For each of these tasks there is a function, see readme for more details

In [None]:
for encoderClass in encoders:
    # searching for best params
    best_params_for_model = paramSweep(encoderClass, data, default_params, param_ranges, metadata, forceOptimize = False)
    # training model with best params (and saving training plots)
    best_model = construct_and_train_model_with_config(encoderClass, data, best_params_for_model, metadata, forceRetrain=False)
    # testing the best model
    best_model_results = testModel(best_model, data)
    # saving best model and results
    save_model_and_res(best_model, best_model_results)
    # running SentEval for the model
    runSentEval(best_model, TEXT, tasks="paper")
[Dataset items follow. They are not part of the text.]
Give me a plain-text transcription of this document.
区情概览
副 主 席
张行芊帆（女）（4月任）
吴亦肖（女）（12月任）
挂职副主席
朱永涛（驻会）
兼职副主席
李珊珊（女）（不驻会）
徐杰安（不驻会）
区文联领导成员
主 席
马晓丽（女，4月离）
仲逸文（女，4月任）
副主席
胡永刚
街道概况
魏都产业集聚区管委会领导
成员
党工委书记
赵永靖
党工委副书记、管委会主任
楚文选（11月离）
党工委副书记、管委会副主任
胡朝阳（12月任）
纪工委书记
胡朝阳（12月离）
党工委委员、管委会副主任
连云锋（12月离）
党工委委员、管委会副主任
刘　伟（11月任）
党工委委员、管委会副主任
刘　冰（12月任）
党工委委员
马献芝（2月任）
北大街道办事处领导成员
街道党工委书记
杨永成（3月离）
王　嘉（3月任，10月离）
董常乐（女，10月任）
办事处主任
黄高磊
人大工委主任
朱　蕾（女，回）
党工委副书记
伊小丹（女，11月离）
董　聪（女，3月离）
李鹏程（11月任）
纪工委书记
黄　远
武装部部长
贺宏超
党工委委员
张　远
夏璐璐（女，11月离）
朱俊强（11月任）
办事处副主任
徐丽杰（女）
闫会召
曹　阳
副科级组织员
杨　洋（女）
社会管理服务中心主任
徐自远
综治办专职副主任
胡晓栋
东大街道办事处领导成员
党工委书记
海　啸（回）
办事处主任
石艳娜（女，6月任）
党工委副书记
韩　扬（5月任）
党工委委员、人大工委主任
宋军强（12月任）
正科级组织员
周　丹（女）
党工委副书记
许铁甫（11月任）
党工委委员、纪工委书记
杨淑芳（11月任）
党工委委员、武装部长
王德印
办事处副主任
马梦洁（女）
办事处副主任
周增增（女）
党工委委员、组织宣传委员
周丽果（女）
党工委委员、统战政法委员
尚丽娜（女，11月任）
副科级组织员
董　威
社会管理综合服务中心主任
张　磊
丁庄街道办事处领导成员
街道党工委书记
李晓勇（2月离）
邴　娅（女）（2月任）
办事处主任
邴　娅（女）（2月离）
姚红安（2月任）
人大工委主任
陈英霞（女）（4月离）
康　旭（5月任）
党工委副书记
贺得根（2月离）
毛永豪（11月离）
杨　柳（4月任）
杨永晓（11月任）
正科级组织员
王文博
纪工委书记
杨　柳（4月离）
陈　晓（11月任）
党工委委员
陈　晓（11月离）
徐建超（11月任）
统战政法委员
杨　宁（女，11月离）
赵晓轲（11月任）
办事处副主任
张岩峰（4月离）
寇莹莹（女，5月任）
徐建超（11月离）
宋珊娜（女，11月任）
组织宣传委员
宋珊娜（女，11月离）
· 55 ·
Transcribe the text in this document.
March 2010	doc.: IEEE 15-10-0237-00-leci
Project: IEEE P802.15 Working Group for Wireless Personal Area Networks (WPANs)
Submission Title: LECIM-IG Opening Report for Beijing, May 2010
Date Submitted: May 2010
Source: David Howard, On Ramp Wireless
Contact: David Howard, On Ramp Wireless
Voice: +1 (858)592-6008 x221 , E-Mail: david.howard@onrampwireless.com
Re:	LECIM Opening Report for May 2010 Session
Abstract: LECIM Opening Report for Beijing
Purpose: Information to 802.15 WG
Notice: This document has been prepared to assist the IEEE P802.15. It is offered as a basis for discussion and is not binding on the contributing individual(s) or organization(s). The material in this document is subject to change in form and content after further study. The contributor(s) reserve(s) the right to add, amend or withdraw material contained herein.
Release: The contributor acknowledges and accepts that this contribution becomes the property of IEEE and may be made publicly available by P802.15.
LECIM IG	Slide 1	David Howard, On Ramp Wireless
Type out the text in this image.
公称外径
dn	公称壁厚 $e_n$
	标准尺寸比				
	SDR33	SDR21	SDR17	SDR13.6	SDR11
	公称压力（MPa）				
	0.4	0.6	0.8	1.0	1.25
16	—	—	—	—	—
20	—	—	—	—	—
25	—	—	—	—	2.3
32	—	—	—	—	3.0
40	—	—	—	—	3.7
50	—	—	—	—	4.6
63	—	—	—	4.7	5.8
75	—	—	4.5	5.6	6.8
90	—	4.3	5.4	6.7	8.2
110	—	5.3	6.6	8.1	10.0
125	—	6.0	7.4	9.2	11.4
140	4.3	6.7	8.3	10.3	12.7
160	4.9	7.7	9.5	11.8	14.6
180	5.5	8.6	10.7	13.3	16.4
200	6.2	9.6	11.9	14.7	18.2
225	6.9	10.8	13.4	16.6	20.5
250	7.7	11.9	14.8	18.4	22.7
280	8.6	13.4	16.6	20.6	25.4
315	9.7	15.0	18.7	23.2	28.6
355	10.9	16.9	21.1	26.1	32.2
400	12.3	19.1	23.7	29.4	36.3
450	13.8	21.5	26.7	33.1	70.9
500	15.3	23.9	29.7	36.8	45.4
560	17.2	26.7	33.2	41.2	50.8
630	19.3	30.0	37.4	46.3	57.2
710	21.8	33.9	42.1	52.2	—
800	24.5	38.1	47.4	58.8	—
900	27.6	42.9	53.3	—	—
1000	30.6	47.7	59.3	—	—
That's it. If the above cell is finished (it may take days, depending on the ranges), all trained models and their configs and results are stored in the appropriately named folders. To create a comparison table we can call the printResults function with either SNLI or SentEval as argument.

In [None]:
encoderNames = ["Vector mean", "LSTM", "BiLSTM", "Pooled BiLSTM"]  ### you could select a subset, or store the name in the above loop as well
printResults(encoderNames, resultType = "SNLI")

In [None]:
printResults(encoderNames, resultType = "SentEval")

## Customize runs

#### Default parameters and ranges
The default parameters and the ranges can be changed by defining different 

#### I have the best configs stored, but I want to rerun sweeping
Set forceOptimize=True in paramSweep, and the script ignores the stored best config and overwrites it

#### I have the best model stored, but I have changed the best params
Set forceRetrain=True in construct_and_train_model_with_config so it ignores the stored model and overwrites with a new one

#### I just want to train one model with specified params
You can always call the above functions separately, just make sure you define valid inputs (note that the keys are not named the same as in the config), and give a run name. The run name will define in what directories will the output be saved. It defaults to "best", so on default the ouput is saved in best_configs, best_models, best_model_results, but given e.g. "lstm" they would be saved to lstm_configs ... (directories created in the script). As an example, training a simple LSTM encoder without sweeping and SentEval evaluation, with custom params:

In [None]:
custom_params = {
    "learning rate": 0.0001,
    "lr_stopping": 1e-06,
    "lr_decrease_factor": 7,
    "number of layers": 1,
    "number of neurons per layer": 256
}

runName = "custom_lstm_run"

trained_model = construct_and_train_model_with_config(LSTMEncoder, data, custom_params, metadata, runName=runName)
trained_model_results = testModel(trained_model, data)
save_model_and_res(trained_model, trained_model_results, runName = runName)

## we can also call the result printing with the runName
printResults(["LSTM"], resultType = "SNLI", runName = runName)



## Analysis

The results and models that are reported in this notebook (so the ones under the "best" folders) are actually not the output of parameter sweeping, but using the same parameters as in the Conneau paper for easier comparison.\
\
There are two differences from the original paper's setup:
* I used dropout of 0.5 at both the encoder and the classifier (original did not report any dropout)
* I used Adam optimizer. For that, the (starting) learning rate and the stopping had to be reduced, to 0.001 and 1e-06.